Pasti sedih dan sepi sekali rasanya jadi gadis kecil itu, ngga ada orang yang mengatakan dan mengajarkan bahwa yang berharga dari seseorang itu adalah hatinya...hatinya... hati seseorang. Kemudian datang Eric, suaminya, yang ’seolah-olah’ menawarkan kasih sayang, namun pada akhirnya ia menjerumuskan Lolo ke dunia bisnis tubuh dan membawanya ke berbagai operasi plastik yang tak berujung.
Yah... menurut saya setiap bacaan itu punya efek dan arti yang berbeda-beda bagi tiap2 orang...bagaimana pemaknaannya tergantung/dipengaruhi oleh pengalaman2 dan karakter pembacanya...buat saya pribadi, dari artikel itu saya kembali diingatkan betapa jahatnya kata-kata kita bisa menghancurkan hidup seseorang. Apalagi kalau orang yang kita lontarkan kata-kata yang merendahkan/menghancurkan itu adalah anak kecil atau orang yang rapuh dan mudah terpengaruh. Saya mengajak semua orang, untuk sama-sama (saya juga masih dalam tahap berusaha...tears...tears...), mulai sekarang, lebih berhati-hati dalam memilih kata-kata yang kita ucapkan dan berhenti mengucapkan kata-kata yang menjatuhkan orang, yang menghancurkan citra diri orang lain...kata-kata seperti itu BUKAN kritik yang membangun.
Pernah mengalami kejadian-kejadian tidak enak di masa kecil yang setelah kita pikir-pikir mungkin menjadi kerikil di dalam kepribadian kita saat ini?
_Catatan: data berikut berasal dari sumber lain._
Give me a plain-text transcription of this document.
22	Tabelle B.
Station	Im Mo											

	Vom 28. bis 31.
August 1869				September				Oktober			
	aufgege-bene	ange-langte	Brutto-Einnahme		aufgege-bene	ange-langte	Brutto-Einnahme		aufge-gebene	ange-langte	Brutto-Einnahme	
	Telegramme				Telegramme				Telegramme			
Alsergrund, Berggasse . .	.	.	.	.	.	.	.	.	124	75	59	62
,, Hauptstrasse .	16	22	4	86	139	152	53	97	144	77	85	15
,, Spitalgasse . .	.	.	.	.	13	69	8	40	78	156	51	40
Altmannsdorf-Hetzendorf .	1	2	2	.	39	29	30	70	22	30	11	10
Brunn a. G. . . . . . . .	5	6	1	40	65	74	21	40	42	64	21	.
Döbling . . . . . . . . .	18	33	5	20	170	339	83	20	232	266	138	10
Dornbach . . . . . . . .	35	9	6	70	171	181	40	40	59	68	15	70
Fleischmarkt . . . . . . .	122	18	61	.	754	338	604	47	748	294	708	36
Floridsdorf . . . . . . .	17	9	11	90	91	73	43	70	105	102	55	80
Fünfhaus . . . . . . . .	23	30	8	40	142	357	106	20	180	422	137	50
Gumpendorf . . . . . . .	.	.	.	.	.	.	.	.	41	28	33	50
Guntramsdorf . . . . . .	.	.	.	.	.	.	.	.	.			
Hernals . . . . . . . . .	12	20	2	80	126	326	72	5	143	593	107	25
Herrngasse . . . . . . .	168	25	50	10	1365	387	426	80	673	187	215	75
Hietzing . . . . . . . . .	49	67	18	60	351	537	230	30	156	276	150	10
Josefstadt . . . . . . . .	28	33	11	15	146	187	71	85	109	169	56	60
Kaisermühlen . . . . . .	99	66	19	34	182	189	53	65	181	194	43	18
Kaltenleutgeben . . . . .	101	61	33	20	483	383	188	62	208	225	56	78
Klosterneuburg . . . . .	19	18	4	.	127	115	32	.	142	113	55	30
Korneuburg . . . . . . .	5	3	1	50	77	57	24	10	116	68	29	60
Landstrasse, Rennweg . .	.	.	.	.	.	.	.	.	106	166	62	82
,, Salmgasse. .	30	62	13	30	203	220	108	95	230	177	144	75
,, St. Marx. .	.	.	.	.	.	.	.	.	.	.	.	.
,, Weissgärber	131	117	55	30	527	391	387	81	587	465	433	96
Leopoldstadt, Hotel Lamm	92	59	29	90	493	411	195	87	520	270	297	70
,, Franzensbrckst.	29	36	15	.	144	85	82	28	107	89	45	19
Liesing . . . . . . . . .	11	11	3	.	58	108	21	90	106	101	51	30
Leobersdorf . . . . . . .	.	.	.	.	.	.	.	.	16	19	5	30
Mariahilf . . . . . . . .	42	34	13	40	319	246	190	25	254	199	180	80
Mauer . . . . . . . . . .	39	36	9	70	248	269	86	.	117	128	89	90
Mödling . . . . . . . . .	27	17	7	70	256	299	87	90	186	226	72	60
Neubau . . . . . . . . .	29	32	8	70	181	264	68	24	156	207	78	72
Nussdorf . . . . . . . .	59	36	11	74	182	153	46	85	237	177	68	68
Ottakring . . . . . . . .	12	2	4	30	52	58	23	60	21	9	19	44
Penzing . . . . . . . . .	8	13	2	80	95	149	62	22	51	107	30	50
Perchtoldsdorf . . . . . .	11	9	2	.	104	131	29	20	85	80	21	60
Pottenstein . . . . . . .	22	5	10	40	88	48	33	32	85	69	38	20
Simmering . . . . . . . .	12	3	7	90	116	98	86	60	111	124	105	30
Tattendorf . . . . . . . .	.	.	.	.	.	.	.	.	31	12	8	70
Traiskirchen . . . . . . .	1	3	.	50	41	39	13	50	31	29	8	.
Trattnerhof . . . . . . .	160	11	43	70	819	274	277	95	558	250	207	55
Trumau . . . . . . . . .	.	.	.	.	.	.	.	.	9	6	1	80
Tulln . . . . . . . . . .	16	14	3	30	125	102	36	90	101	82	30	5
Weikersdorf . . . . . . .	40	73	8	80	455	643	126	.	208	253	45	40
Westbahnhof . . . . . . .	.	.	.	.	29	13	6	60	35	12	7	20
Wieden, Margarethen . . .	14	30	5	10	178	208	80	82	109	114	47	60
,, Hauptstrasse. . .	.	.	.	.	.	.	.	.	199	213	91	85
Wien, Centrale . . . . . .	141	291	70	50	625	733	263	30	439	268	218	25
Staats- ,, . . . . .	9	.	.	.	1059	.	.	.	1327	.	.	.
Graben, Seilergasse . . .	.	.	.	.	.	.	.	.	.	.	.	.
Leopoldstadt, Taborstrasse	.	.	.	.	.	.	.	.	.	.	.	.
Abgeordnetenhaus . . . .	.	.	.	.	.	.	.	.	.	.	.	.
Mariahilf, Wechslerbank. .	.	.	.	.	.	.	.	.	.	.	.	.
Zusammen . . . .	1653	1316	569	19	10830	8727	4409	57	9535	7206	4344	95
Saya pernah. Pernah punya keinginan dan kemudian ditentang oleh semua orang di sekitar anda? Dikatakan anda tidak mampu melakukannya? Sehingga anda merasakan ketakutan, sendirian dan frustasi? Saya pernah. Tapi, masa-masa itu sudah lewat dalam hidup saya (God really saved me at those times of my life), dan saya bisa dengan lega saat ini mengatakan: ’It’s none of my business what others say or think of me.’ Saya setuju dengan perkataan yang mengatakan bahwa: Opinion is the cheapest commodity. Prinsip saya dalam hal ini adalah I must do what I have to do in order to do what I want to do, disregards of others’ opinion, I just let me free from opinions….when I need advice, I’ll seek it from someone who I really look up to and that someone must have the capability on giving advices (aduh jadi Bahasa Inggris deh…dan saya bukan bule…tapi, buat saya, kadang-kadang rasanya canggung memakai bahasa Indonesia untuk hal-hal yang maknanya dalem).
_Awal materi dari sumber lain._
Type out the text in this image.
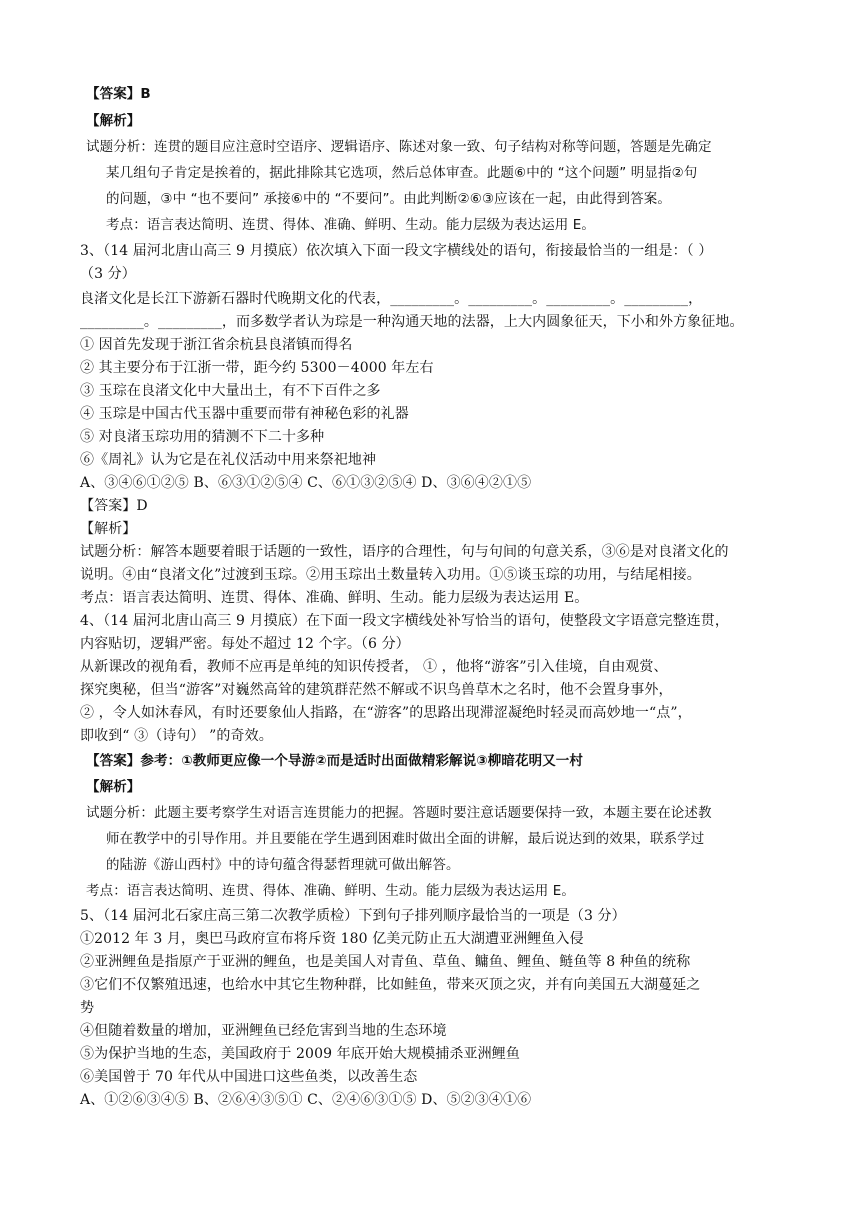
【答案】B
【解析】
试题分析：连贯的题目应注意时空语序、逻辑语序、陈述对象一致、句子结构对称等问题，答题是先确定
某几组句子肯定是挨着的，据此排除其它选项，然后总体审查。此题⑥中的 “这个问题” 明显指②句
的问题，③中 “也不要问” 承接⑥中的 “不要问”。由此判断②⑥③应该在一起，由此得到答案。
考点：语言表达简明、连贯、得体、准确、鲜明、生动。能力层级为表达运用 E。
3、（14 届河北唐山高三 9 月摸底）依次填入下面一段文字横线处的语句，衔接最恰当的一组是：（ ）
（3 分）
良渚文化是长江下游新石器时代晚期文化的代表，_________。_________。_________。_________，
_________。_________，而多数学者认为琮是一种沟通天地的法器，上大内圆象征天，下小和外方象征地。
① 因首先发现于浙江省余杭县良渚镇而得名
② 其主要分布于江浙一带，距今约 5300－4000 年左右
③ 玉琮在良渚文化中大量出土，有不下百件之多
④ 玉琮是中国古代玉器中重要而带有神秘色彩的礼器
⑤ 对良渚玉琮功用的猜测不下二十多种
⑥《周礼》认为它是在礼仪活动中用来祭祀地神
A、③④⑥①②⑤ B、⑥③①②⑤④ C、⑥①③②⑤④ D、③⑥④②①⑤
【答案】D
【解析】
试题分析：解答本题要着眼于话题的一致性，语序的合理性，句与句间的句意关系，③⑥是对良渚文化的
说明。④由“良渚文化”过渡到玉琮。②用玉琮出土数量转入功用。①⑤谈玉琮的功用，与结尾相接。
考点：语言表达简明、连贯、得体、准确、鲜明、生动。能力层级为表达运用 E。
4、（14 届河北唐山高三 9 月摸底）在下面一段文字横线处补写恰当的语句，使整段文字语意完整连贯，
内容贴切，逻辑严密。每处不超过 12 个字。（6 分）
从新课改的视角看，教师不应再是单纯的知识传授者， ① ，他将“游客”引入佳境，自由观赏、
探究奥秘，但当“游客”对巍然高耸的建筑群茫然不解或不识鸟兽草木之名时，他不会置身事外，
② ，令人如沐春风，有时还要象仙人指路，在“游客”的思路出现滞涩凝绝时轻灵而高妙地一“点”，
即收到“ ③（诗句） ”的奇效。
【答案】参考：①教师更应像一个导游②而是适时出面做精彩解说③柳暗花明又一村
【解析】
试题分析：此题主要考察学生对语言连贯能力的把握。答题时要注意话题要保持一致，本题主要在论述教
师在教学中的引导作用。并且要能在学生遇到困难时做出全面的讲解，最后说达到的效果，联系学过
的陆游《游山西村》中的诗句蕴含得瑟哲理就可做出解答。
考点：语言表达简明、连贯、得体、准确、鲜明、生动。能力层级为表达运用 E。
5、（14 届河北石家庄高三第二次教学质检）下到句子排列顺序最恰当的一项是（3 分）
①2012 年 3 月，奥巴马政府宣布将斥资 180 亿美元防止五大湖遭亚洲鲤鱼入侵
②亚洲鲤鱼是指原产于亚洲的鲤鱼，也是美国人对青鱼、草鱼、鳙鱼、鲤鱼、鲢鱼等 8 种鱼的统称
③它们不仅繁殖迅速，也给水中其它生物种群，比如鲑鱼，带来灭顶之灾，并有向美国五大湖蔓延之
势
④但随着数量的增加，亚洲鲤鱼已经危害到当地的生态环境
⑤为保护当地的生态，美国政府于 2009 年底开始大规模捕杀亚洲鲤鱼
⑥美国曾于 70 年代从中国进口这些鱼类，以改善生态
A、①②⑥③④⑤ B、②⑥④③⑤① C、②④⑥③①⑤ D、⑤②③④①⑥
Kalau kita pernah merasakan ngga enaknya dan sakitnya dan hancurnya akibat kata-kata orang yang menjatuhkan kita, seharusnya kita juga ngerti, gimana memilih-milih kata, supaya setiap kata-kata yang keluar dari mulut kita ngga membunuh citra diri orang lain, seperti kita pernah memiliki citra diri yang salah akibat perkataan orang lain. Karena sebetulnya, pada akhirnya, semua orang butuh cinta, semua orang butuh di kasihi, kalau kita mau merasakan kasih, kita juga harus memberikan kasih.
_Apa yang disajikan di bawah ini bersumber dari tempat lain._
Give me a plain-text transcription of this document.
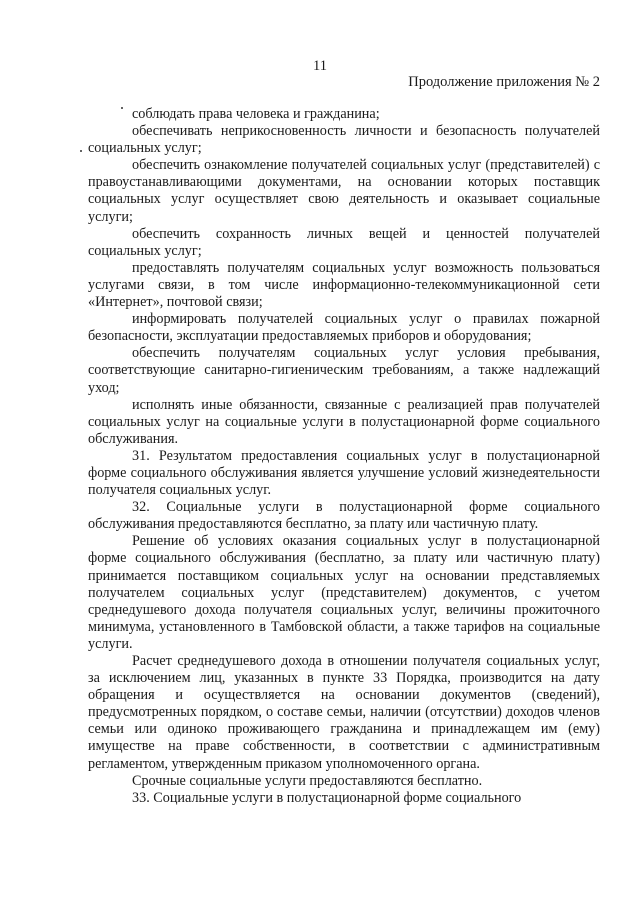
11
Продолжение приложения № 2

соблюдать права человека и гражданина;

обеспечивать неприкосновенность личности и безопасность получателей социальных услуг;

обеспечить ознакомление получателей социальных услуг (представителей) с правоустанавливающими документами, на основании которых поставщик социальных услуг осуществляет свою деятельность и оказывает социальные услуги;

обеспечить сохранность личных вещей и ценностей получателей социальных услуг;

предоставлять получателям социальных услуг возможность пользоваться услугами связи, в том числе информационно-телекоммуникационной сети «Интернет», почтовой связи;

информировать получателей социальных услуг о правилах пожарной безопасности, эксплуатации предоставляемых приборов и оборудования;

обеспечить получателям социальных услуг условия пребывания, соответствующие санитарно-гигиеническим требованиям, а также надлежащий уход;

исполнять иные обязанности, связанные с реализацией прав получателей социальных услуг на социальные услуги в полустационарной форме социального обслуживания.

31. Результатом предоставления социальных услуг в полустационарной форме социального обслуживания является улучшение условий жизнедеятельности получателя социальных услуг.

32. Социальные услуги в полустационарной форме социального обслуживания предоставляются бесплатно, за плату или частичную плату.

Решение об условиях оказания социальных услуг в полустационарной форме социального обслуживания (бесплатно, за плату или частичную плату) принимается поставщиком социальных услуг на основании представляемых получателем социальных услуг (представителем) документов, с учетом среднедушевого дохода получателя социальных услуг, величины прожиточного минимума, установленного в Тамбовской области, а также тарифов на социальные услуги.

Расчет среднедушевого дохода в отношении получателя социальных услуг, за исключением лиц, указанных в пункте 33 Порядка, производится на дату обращения и осуществляется на основании документов (сведений), предусмотренных порядком, о составе семьи, наличии (отсутствии) доходов членов семьи или одиноко проживающего гражданина и принадлежащем им (ему) имуществе на праве собственности, в соответствии с административным регламентом, утвержденным приказом уполномоченного органа.

Срочные социальные услуги предоставляются бесплатно.

33. Социальные услуги в полустационарной форме социального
Memikirkan efek kata-kata kita kepada orang lain sebelum kita mengeluarkan kata-kata tersebut adalah juga salah satu wujud perbuatan Kasih.
Itu aja yang mau saya bagi dari pengalaman saya setelah baca kisah Lolo Ferarri, semoga berguna dan tanpa bermaksud jadi pendeta kecil ;p ...Cheers!! -WH.